At the time of the development in February, some Celsius borrowers were skeptical about the plan. Central to this skepticism was whether the new NovaWulf-run company would last long enough to repay their collateral in full. Speaking at a Twitter forum amid the development, David Adler, a lawyer representing a group of Celsius customers who secured retail loans, said:
“The one theme that comes back to me is the risk of insolvency of NewCo. All of them are saying why would I agree to pay these interest rates on a five-year term when I have no certainty the collateral will be there at the end.”
Nonetheless, the NovaWulf plan also proposed that other Celsius creditors would recover their funds through tokenized equity on the Provenance Blockchain. However, the concept of this project currently proves unpopular within the crypto space.

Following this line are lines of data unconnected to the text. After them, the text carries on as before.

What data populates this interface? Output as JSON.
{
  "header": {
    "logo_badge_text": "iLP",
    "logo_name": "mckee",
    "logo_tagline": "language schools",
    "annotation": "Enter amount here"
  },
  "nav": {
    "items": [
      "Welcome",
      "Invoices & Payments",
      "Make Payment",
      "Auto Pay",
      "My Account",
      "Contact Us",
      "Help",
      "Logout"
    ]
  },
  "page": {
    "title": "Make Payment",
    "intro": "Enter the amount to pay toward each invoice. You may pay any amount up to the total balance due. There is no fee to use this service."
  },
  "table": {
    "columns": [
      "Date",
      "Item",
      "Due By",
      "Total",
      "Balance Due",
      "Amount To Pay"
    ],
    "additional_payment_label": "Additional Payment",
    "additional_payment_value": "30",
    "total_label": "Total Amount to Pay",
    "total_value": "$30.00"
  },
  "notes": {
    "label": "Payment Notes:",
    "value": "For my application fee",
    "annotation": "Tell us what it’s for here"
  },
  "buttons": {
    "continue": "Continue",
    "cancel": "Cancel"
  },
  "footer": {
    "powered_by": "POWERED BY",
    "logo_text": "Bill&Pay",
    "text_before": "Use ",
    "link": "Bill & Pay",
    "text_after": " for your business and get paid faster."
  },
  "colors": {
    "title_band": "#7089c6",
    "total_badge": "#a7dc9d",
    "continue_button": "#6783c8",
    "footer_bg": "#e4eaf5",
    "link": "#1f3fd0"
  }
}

Inside Source Claims That Out-&-Out Crypto Asset Operators Seemingly Have The Edge
As the Celsius auction process heats up, an inside source sheds light on its inherent dynamics vis-à-vis the bidders involved. According to this source, NovaWulf could also be at a disadvantage to other bidders. This is because the likes of Coinbase and Gemini have the backing of veteran crypto operators. As a result, the consensus opinion is that the duo could elicit more value from Celsius by operating instead of liquidating its assets.
The Celsius auction could play out over several days this week, with the winner emerging later.
Celsius has been wrought with controversy since filing for Chapter 11 bankruptcy last summer. The company declared insolvency with a $1.19 billion deficit and sustained widespread accusations of fraud and misrepresentation.